On 1 September of that year, Hitler invaded Poland on three fronts; on the 17th, Russia came through the fourth. By the 28th Warsaw had fallen and on the following day Germany and Russia sat down to divide the country between them.

The Grabianskis left Lodz, where most of them had worked in textile factories, and made their trek west. By way of Czechoslovakia, Austria and Switzerland, they crossed the border into France at La Chaux de Fonds, at the bridge over the Doubs River. Most of them. Waking that last morning, they had realized that Krystyna, Jerzy’s sister, was not huddled beneath her grandmother’s greatcoat, ready to rub the sleep from her eyes.

It took them several hours of circling and retracing their steps before they found her, floating face down near the western shore of Lake Neuchâtel, one arm hooked around the broken oar that someone had thrown adrift. They pulled her on to the land and pressed and pummeled at her thin, breastless chest, but all that happened was that she got colder and stiffer. The broken oar was the shovel with which they dug the shallow grave in which to bury her. She had been eleven years old.
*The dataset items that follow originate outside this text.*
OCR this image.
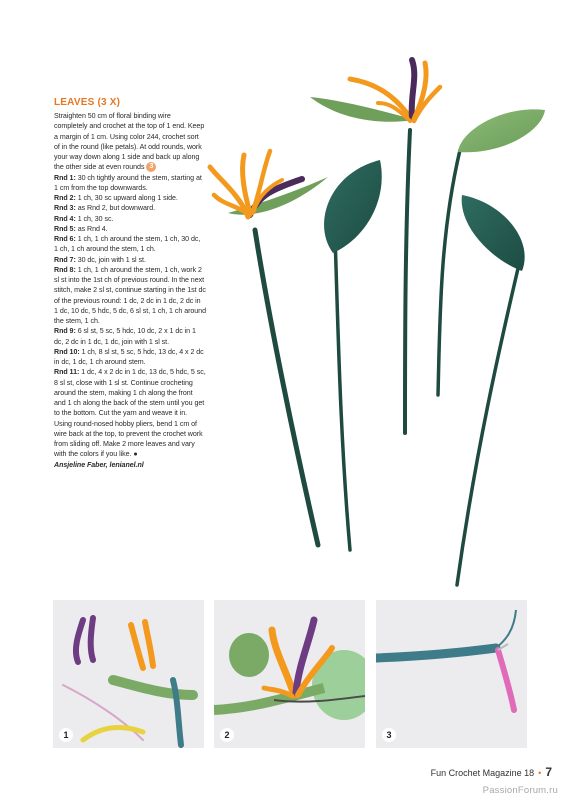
LEAVES (3 X)

Straighten 50 cm of floral binding wire completely and crochet at the top of 1 end. Keep a margin of 1 cm. Using color 244, crochet sort of in the round (like petals). At odd rounds, work your way down along 1 side and back up along the other side at even rounds 3

Rnd 1: 30 ch tightly around the stem, starting at 1 cm from the top downwards.

Rnd 2: 1 ch, 30 sc upward along 1 side.

Rnd 3: as Rnd 2, but downward.

Rnd 4: 1 ch, 30 sc.

Rnd 5: as Rnd 4.

Rnd 6: 1 ch, 1 ch around the stem, 1 ch, 30 dc, 1 ch, 1 ch around the stem, 1 ch.

Rnd 7: 30 dc, join with 1 sl st.

Rnd 8: 1 ch, 1 ch around the stem, 1 ch, work 2 sl st into the 1st ch of previous round. In the next stitch, make 2 sl st, continue starting in the 1st dc of the previous round: 1 dc, 2 dc in 1 dc, 2 dc in 1 dc, 10 dc, 5 hdc, 5 dc, 6 sl st, 1 ch, 1 ch around the stem, 1 ch.

Rnd 9: 6 sl st, 5 sc, 5 hdc, 10 dc, 2 x 1 dc in 1 dc, 2 dc in 1 dc, 1 dc, join with 1 sl st.

Rnd 10: 1 ch, 8 sl st, 5 sc, 5 hdc, 13 dc, 4 x 2 dc in dc, 1 dc, 1 ch around stem.

Rnd 11: 1 dc, 4 x 2 dc in 1 dc, 13 dc, 5 hdc, 5 sc, 8 sl st, close with 1 sl st. Continue crocheting around the stem, making 1 ch along the front and 1 ch along the back of the stem until you get to the bottom. Cut the yarn and weave it in. Using round-nosed hobby pliers, bend 1 cm of wire back at the top, to prevent the crochet work from sliding off. Make 2 more leaves and vary with the colors if you like. ●

Ansjeline Faber, lenianel.nl

1	2	3
Fun Crochet Magazine 18 • 7
PassionForum.ru
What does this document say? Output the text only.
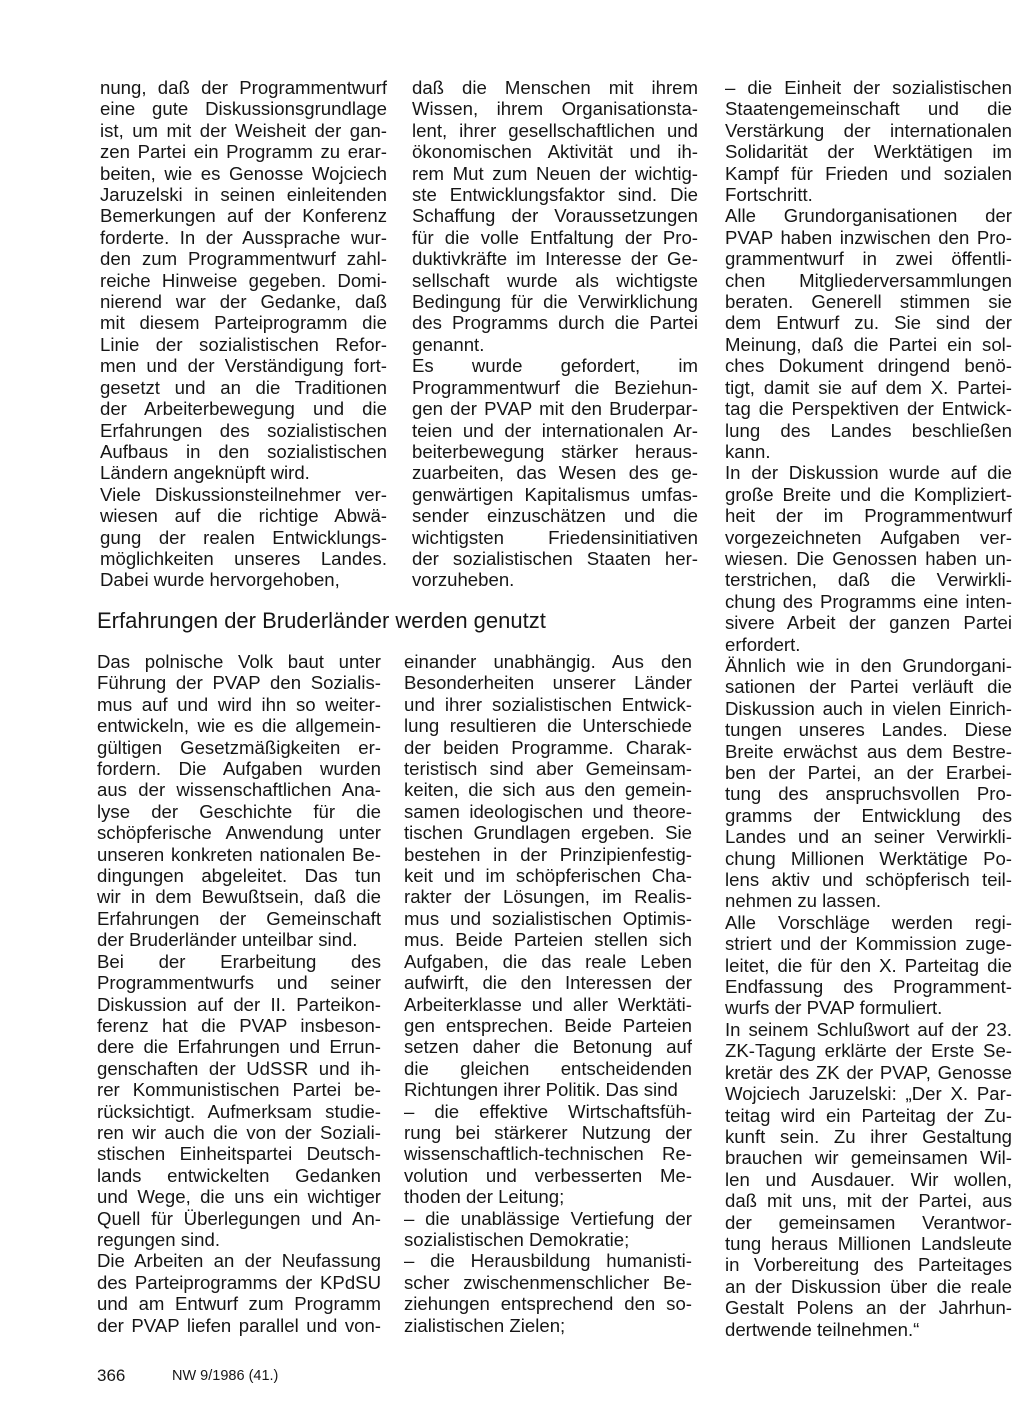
nung, daß der Programmentwurf
eine gute Diskussionsgrundlage
ist, um mit der Weisheit der gan-
zen Partei ein Programm zu erar-
beiten, wie es Genosse Wojciech
Jaruzelski in seinen einleitenden
Bemerkungen auf der Konferenz
forderte. In der Aussprache wur-
den zum Programmentwurf zahl-
reiche Hinweise gegeben. Domi-
nierend war der Gedanke, daß
mit diesem Parteiprogramm die
Linie der sozialistischen Refor-
men und der Verständigung fort-
gesetzt und an die Traditionen
der Arbeiterbewegung und die
Erfahrungen des sozialistischen
Aufbaus in den sozialistischen
Ländern angeknüpft wird.
Viele Diskussionsteilnehmer ver-
wiesen auf die richtige Abwä-
gung der realen Entwicklungs-
möglichkeiten unseres Landes.
Dabei wurde hervorgehoben,
daß die Menschen mit ihrem
Wissen, ihrem Organisationsta-
lent, ihrer gesellschaftlichen und
ökonomischen Aktivität und ih-
rem Mut zum Neuen der wichtig-
ste Entwicklungsfaktor sind. Die
Schaffung der Voraussetzungen
für die volle Entfaltung der Pro-
duktivkräfte im Interesse der Ge-
sellschaft wurde als wichtigste
Bedingung für die Verwirklichung
des Programms durch die Partei
genannt.
Es wurde gefordert, im
Programmentwurf die Beziehun-
gen der PVAP mit den Bruderpar-
teien und der internationalen Ar-
beiterbewegung stärker heraus-
zuarbeiten, das Wesen des ge-
genwärtigen Kapitalismus umfas-
sender einzuschätzen und die
wichtigsten Friedensinitiativen
der sozialistischen Staaten her-
vorzuheben.
Erfahrungen der Bruderländer werden genutzt
Das polnische Volk baut unter
Führung der PVAP den Sozialis-
mus auf und wird ihn so weiter-
entwickeln, wie es die allgemein-
gültigen Gesetzmäßigkeiten er-
fordern. Die Aufgaben wurden
aus der wissenschaftlichen Ana-
lyse der Geschichte für die
schöpferische Anwendung unter
unseren konkreten nationalen Be-
dingungen abgeleitet. Das tun
wir in dem Bewußtsein, daß die
Erfahrungen der Gemeinschaft
der Bruderländer unteilbar sind.
Bei der Erarbeitung des
Programmentwurfs und seiner
Diskussion auf der II. Parteikon-
ferenz hat die PVAP insbeson-
dere die Erfahrungen und Errun-
genschaften der UdSSR und ih-
rer Kommunistischen Partei be-
rücksichtigt. Aufmerksam studie-
ren wir auch die von der Soziali-
stischen Einheitspartei Deutsch-
lands entwickelten Gedanken
und Wege, die uns ein wichtiger
Quell für Überlegungen und An-
regungen sind.
Die Arbeiten an der Neufassung
des Parteiprogramms der KPdSU
und am Entwurf zum Programm
der PVAP liefen parallel und von-
einander unabhängig. Aus den
Besonderheiten unserer Länder
und ihrer sozialistischen Entwick-
lung resultieren die Unterschiede
der beiden Programme. Charak-
teristisch sind aber Gemeinsam-
keiten, die sich aus den gemein-
samen ideologischen und theore-
tischen Grundlagen ergeben. Sie
bestehen in der Prinzipienfestig-
keit und im schöpferischen Cha-
rakter der Lösungen, im Realis-
mus und sozialistischen Optimis-
mus. Beide Parteien stellen sich
Aufgaben, die das reale Leben
aufwirft, die den Interessen der
Arbeiterklasse und aller Werktäti-
gen entsprechen. Beide Parteien
setzen daher die Betonung auf
die gleichen entscheidenden
Richtungen ihrer Politik. Das sind
– die effektive Wirtschaftsfüh-
rung bei stärkerer Nutzung der
wissenschaftlich-technischen Re-
volution und verbesserten Me-
thoden der Leitung;
– die unablässige Vertiefung der
sozialistischen Demokratie;
– die Herausbildung humanisti-
scher zwischenmenschlicher Be-
ziehungen entsprechend den so-
zialistischen Zielen;
– die Einheit der sozialistischen
Staatengemeinschaft und die
Verstärkung der internationalen
Solidarität der Werktätigen im
Kampf für Frieden und sozialen
Fortschritt.
Alle Grundorganisationen der
PVAP haben inzwischen den Pro-
grammentwurf in zwei öffentli-
chen Mitgliederversammlungen
beraten. Generell stimmen sie
dem Entwurf zu. Sie sind der
Meinung, daß die Partei ein sol-
ches Dokument dringend benö-
tigt, damit sie auf dem X. Partei-
tag die Perspektiven der Entwick-
lung des Landes beschließen
kann.
In der Diskussion wurde auf die
große Breite und die Kompliziert-
heit der im Programmentwurf
vorgezeichneten Aufgaben ver-
wiesen. Die Genossen haben un-
terstrichen, daß die Verwirkli-
chung des Programms eine inten-
sivere Arbeit der ganzen Partei
erfordert.
Ähnlich wie in den Grundorgani-
sationen der Partei verläuft die
Diskussion auch in vielen Einrich-
tungen unseres Landes. Diese
Breite erwächst aus dem Bestre-
ben der Partei, an der Erarbei-
tung des anspruchsvollen Pro-
gramms der Entwicklung des
Landes und an seiner Verwirkli-
chung Millionen Werktätige Po-
lens aktiv und schöpferisch teil-
nehmen zu lassen.
Alle Vorschläge werden regi-
striert und der Kommission zuge-
leitet, die für den X. Parteitag die
Endfassung des Programment-
wurfs der PVAP formuliert.
In seinem Schlußwort auf der 23.
ZK-Tagung erklärte der Erste Se-
kretär des ZK der PVAP, Genosse
Wojciech Jaruzelski: „Der X. Par-
teitag wird ein Parteitag der Zu-
kunft sein. Zu ihrer Gestaltung
brauchen wir gemeinsamen Wil-
len und Ausdauer. Wir wollen,
daß mit uns, mit der Partei, aus
der gemeinsamen Verantwor-
tung heraus Millionen Landsleute
in Vorbereitung des Parteitages
an der Diskussion über die reale
Gestalt Polens an der Jahrhun-
dertwende teilnehmen.“
366	NW 9/1986 (41.)
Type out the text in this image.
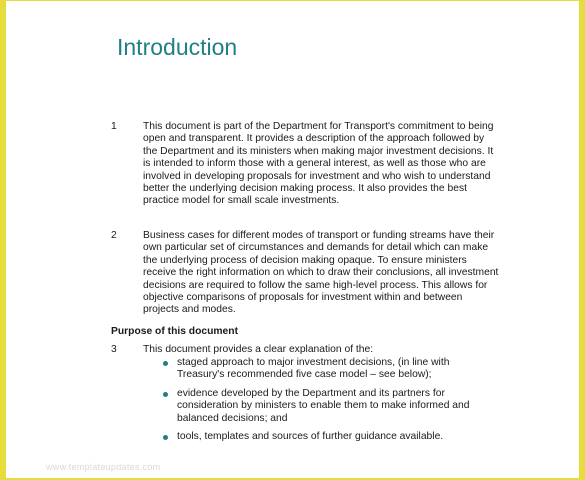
Introduction
1	This document is part of the Department for Transport's commitment to being open and transparent. It provides a description of the approach followed by the Department and its ministers when making major investment decisions. It is intended to inform those with a general interest, as well as those who are involved in developing proposals for investment and who wish to understand better the underlying decision making process. It also provides the best practice model for small scale investments.
2	Business cases for different modes of transport or funding streams have their own particular set of circumstances and demands for detail which can make the underlying process of decision making opaque. To ensure ministers receive the right information on which to draw their conclusions, all investment decisions are required to follow the same high-level process. This allows for objective comparisons of proposals for investment within and between projects and modes.
Purpose of this document
3	This document provides a clear explanation of the:
staged approach to major investment decisions, (in line with Treasury's recommended five case model – see below);
evidence developed by the Department and its partners for consideration by ministers to enable them to make informed and balanced decisions; and
tools, templates and sources of further guidance available.
www.templateupdates.com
Her father-Jerzy’s father-unclasped the string of wooden beads from around Krystyna’s neck and kept it close until it was lost one black night when he parachuted out over the English Channel. But that was 1944.

The remaining family had split up, some to stay in what soon became Vichy France, others to head for England where they lived as close to the Polish government-in-exile of General Sikorski as was possible. Battersea: Clapham Common: Lambeth. Jerry’s father had joined the air force in France, utilizing his skills as a navigator; when France fell he flew bomber campaigns over Germany with the RAF until the war ended. He was not a man easily deflected from a course once he had set his mind to it, and being spilled into the freezing Channel only made him more determined.